Özellikle Kemal Kılıçdaroğlu ve Meral Akşener’in partisi ve medyası Ahmet Davutoğlu’nu ve Ali Babacan’ı ne kadar şişirmeye çalışsa da, ne kadar cilalamaya çalışsa da bir türlü toplumda tutunmalarını sağlayamadılar. Şimdi ise hem Gelecek Partisi’nin, hem de Deva Partisi’nin Genel Merkezlerini “hayırlı olsun” bahanesiyle ziyaret edip dikkatleri Ahmet Davutoğlu ve Ali Babacan üzerine çekmeye çalışıyorlar. Âdeta “görün, bakın işte ittifakımızın yeni ortakları” diye sunum yapıyorlar. Kemal Kılıçdaroğlu ve Meral Akşener’in bu partileri ziyaretleri zaten uyumluluğun tescillenmesi gibi olmaktadır. Ahmet Davutoğlu ve Ali Babacan “sizinle her konuda aynı düşünüyoruz” yorumları yaparken, aynı zamanda “sizinle aynı adımları atmaya da hazırız” mesajı veriyorlar.

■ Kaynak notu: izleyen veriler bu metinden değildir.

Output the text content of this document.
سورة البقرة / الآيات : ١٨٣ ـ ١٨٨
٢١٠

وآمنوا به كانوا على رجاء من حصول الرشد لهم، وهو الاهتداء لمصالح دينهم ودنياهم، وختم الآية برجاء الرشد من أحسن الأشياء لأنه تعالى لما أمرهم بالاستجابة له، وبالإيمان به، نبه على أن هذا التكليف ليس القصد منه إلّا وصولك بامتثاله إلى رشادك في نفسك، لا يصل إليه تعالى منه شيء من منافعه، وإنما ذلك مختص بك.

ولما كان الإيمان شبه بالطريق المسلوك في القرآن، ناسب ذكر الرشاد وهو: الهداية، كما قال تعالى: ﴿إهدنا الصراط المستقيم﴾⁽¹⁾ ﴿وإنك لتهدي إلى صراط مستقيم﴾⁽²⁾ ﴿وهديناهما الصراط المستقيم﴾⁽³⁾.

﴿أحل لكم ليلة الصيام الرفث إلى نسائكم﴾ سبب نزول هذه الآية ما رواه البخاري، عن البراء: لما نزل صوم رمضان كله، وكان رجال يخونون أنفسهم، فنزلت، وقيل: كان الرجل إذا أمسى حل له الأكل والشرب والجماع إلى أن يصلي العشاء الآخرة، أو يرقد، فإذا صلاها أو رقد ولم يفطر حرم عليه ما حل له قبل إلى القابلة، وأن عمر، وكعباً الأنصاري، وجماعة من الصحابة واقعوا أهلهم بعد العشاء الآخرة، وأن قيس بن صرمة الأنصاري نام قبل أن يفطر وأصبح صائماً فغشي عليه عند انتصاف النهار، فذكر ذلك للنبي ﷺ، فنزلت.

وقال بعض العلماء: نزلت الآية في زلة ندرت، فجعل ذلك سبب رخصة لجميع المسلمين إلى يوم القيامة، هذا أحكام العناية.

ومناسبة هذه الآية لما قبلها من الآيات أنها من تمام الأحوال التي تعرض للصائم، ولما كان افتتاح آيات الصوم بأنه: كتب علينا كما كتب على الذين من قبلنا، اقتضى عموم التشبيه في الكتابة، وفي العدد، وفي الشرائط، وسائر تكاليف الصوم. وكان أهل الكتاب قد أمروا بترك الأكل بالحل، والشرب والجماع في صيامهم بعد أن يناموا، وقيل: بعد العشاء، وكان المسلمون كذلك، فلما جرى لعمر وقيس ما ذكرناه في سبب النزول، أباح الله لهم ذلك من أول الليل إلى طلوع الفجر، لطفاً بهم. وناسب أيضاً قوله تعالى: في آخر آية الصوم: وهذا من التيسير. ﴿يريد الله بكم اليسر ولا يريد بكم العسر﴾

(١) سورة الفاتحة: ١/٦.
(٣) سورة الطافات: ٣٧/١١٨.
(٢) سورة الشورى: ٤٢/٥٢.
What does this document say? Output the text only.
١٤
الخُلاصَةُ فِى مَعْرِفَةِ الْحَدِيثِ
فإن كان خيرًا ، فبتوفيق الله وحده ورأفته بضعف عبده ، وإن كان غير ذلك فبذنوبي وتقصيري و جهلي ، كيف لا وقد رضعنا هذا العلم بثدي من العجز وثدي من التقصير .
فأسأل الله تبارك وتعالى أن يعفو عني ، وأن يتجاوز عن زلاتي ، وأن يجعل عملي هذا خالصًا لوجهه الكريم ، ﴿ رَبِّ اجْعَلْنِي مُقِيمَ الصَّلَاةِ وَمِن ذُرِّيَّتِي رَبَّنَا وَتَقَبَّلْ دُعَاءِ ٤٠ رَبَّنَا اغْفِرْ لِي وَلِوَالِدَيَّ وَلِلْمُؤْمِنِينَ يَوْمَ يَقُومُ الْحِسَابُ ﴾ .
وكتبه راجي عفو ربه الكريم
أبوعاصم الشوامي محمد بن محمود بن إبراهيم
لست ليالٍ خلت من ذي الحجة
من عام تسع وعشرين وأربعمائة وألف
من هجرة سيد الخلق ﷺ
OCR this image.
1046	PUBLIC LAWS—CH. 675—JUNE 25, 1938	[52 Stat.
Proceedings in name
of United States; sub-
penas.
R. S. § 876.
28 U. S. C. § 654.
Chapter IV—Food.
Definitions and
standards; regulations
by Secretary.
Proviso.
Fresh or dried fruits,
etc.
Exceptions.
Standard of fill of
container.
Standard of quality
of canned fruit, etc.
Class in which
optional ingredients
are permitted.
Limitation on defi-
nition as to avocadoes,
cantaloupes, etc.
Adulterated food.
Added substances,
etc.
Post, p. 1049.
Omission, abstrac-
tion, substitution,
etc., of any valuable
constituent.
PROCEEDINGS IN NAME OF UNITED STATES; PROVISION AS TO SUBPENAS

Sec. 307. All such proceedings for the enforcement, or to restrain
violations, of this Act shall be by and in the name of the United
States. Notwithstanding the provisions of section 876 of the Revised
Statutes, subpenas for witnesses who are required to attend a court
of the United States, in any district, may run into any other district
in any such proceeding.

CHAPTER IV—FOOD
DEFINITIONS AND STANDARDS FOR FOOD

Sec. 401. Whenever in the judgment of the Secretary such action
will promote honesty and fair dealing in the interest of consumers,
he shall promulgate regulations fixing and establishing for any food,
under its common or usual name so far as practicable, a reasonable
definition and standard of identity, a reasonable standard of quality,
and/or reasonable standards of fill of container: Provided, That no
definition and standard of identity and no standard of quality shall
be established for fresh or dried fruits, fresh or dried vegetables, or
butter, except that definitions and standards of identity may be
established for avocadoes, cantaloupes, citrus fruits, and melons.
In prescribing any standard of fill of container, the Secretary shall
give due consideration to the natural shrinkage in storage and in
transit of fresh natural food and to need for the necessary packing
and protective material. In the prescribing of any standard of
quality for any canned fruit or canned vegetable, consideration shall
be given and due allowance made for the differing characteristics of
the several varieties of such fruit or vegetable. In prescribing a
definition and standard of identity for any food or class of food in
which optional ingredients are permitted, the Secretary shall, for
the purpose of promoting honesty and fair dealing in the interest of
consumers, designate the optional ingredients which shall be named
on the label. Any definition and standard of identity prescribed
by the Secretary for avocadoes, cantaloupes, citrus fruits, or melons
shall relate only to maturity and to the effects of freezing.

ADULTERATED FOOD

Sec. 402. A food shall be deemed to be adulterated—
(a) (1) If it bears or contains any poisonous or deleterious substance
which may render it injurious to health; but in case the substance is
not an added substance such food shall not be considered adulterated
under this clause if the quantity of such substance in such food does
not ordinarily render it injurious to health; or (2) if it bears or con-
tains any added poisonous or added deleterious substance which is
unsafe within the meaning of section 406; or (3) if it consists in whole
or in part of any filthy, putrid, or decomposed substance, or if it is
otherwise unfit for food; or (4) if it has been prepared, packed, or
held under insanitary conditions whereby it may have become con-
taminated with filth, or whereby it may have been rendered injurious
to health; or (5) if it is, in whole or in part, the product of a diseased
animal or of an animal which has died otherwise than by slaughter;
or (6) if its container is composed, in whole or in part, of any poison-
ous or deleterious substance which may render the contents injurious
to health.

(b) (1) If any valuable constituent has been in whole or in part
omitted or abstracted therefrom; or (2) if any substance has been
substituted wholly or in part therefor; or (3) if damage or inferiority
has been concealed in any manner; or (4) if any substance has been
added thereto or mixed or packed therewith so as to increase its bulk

          Geçmişte “Bizim cumhuriyet tarihinin gelmiş geçmiş en çapsız bakanıdır Ahmet Davutoğlu” diyen Kemal Kılıçdaroğlu, kendisine “Birincisiyle edepsizlik yapmıştır, ikincisiyle akılsızlık da yaptı. Bugünkü konuşmasında, bana dönük hitaben ‘Bana adam gibi cevap versin Başbakan demişti, şimdi ben Kemal Kılıçdaroğlu’na diyorum ki ’Adam olana adam gibi cevap verilir. Bu konuşmasından sonra ben onu sınıfından da saymıyorum, adam müsveddesi demeyi bile kendisine çok görüyorum.” diyen Ahmet Davutoğlu’nu geçtiğimiz günlerde Gelecek Partisi Genel Merkezi’nde ziyaret etti. Ziyaret manzarası, diyaloglar, espriler sanki kırk yıllık dostların buluşması gibiydi.

 

          “Hayatım CHP zihniyetiyle mücadele etmekle geçti” diyen Ahmet Davutoğlu’nun bundan sonraki hayatının CHP zihniyetine hizmetle geçeceğini verilen manzaradan anlamış olduk.

          Aralarında çok kaliteli espri de yapmışlar! Ahmet Davutoğlu “Bir de bizi FETÖ’cü yaptılar…” diye espri yapınca Kemal Kılıçdaroğlu da “Biz varken size düşmez…” diye karşılık vermiş… Kahkahalar havada uçuşmuş…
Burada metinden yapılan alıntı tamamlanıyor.